A holding period of 24 months applies here for tax purposes. That is, if the unit is sold before two years, the profit will be considered as short term gain and will be taxed at the slab rate. If you hold more than 24 months, you will have to pay 12.5% ​​LTCG tax.

Biggest tax benefit in SGB

Sovereign Gold Bond (SGB) is considered to be the most attractive gold investment from tax point of view.

If an investor holds the bond for its full maturity i.e. 8 years, then no tax has to be paid on capital gains. However, different rules apply when selling before maturity. If sold within 12 months, profit will be taxable at slab rate. If held more than 12 months, 12.5% ​​LTCG tax will be charged.

Gold Futures and Options

The rules are different for those trading gold futures and options on commodity exchanges.

The profits arising from these are not considered capital gains but business income. Tax is levied on this as per the respective tax slab. In some cases, rules regarding record keeping and audit may also apply.

Is gold received as gift tax free or not?

In our country, it is common to get gold through marriage, family functions and inheritance.

There is no time tax on inherited gold. Similarly, gold received from close relatives like parents, spouse or children is also tax free. Gold received on the occasion of marriage is also completely tax free.

However, if gold worth more than Rs 50,000 is received from a non-relative without any payment, its value may be taxable under the head ‘Income from other sources’. Capital gains tax will be applicable separately on selling it later.

Can tax be saved on gold?

Under Section 54F of the Income Tax Act, in some cases, relief from LTCG tax can be availed by investing the amount received from selling gold in residential property.

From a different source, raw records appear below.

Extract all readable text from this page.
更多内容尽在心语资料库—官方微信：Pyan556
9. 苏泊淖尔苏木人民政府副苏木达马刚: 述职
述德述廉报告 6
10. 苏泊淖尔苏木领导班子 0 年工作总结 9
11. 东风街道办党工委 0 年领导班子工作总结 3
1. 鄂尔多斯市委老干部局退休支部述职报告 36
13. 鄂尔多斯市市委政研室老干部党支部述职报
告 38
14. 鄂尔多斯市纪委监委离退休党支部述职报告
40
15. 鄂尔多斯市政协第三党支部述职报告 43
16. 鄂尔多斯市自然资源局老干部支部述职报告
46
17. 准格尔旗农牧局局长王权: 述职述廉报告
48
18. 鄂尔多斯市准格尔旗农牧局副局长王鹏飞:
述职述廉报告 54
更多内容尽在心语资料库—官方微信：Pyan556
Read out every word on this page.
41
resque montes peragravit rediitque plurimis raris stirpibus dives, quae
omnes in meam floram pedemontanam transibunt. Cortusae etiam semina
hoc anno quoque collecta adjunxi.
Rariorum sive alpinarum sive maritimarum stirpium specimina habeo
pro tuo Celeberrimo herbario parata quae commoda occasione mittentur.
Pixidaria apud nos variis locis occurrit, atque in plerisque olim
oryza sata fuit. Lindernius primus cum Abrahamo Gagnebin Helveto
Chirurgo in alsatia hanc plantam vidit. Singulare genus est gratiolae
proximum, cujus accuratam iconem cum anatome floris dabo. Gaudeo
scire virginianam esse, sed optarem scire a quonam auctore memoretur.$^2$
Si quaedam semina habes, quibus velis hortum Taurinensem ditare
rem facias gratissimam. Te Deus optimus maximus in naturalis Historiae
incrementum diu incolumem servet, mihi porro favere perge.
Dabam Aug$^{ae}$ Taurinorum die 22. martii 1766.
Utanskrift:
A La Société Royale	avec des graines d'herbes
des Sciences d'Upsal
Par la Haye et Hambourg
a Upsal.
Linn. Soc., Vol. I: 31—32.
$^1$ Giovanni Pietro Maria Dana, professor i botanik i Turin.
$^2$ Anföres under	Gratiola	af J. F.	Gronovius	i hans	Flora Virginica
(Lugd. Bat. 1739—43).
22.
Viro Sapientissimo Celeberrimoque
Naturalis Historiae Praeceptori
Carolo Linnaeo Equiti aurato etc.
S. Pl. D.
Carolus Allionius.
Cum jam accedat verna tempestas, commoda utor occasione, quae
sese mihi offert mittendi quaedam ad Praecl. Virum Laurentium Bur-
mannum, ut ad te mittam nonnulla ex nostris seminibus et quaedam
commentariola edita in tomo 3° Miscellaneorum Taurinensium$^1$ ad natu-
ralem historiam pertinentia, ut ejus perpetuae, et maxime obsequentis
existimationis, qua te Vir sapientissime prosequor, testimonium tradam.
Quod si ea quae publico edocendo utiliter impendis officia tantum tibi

However, tax experts recommend that all the conditions should be understood thoroughly before claiming such exemption.

Which gold investment is most tax friendly?

If seen solely from the tax perspective, sovereign gold bonds held till maturity are the most profitable as the capital gains on them are completely tax free.

Whereas among market based options, Gold ETFs are generally considered more tax efficient because in these, the benefit of LTCG is available only after 12 months. In comparison, investors in physical gold, digital gold and gold mutual funds have to wait for more than 24 months.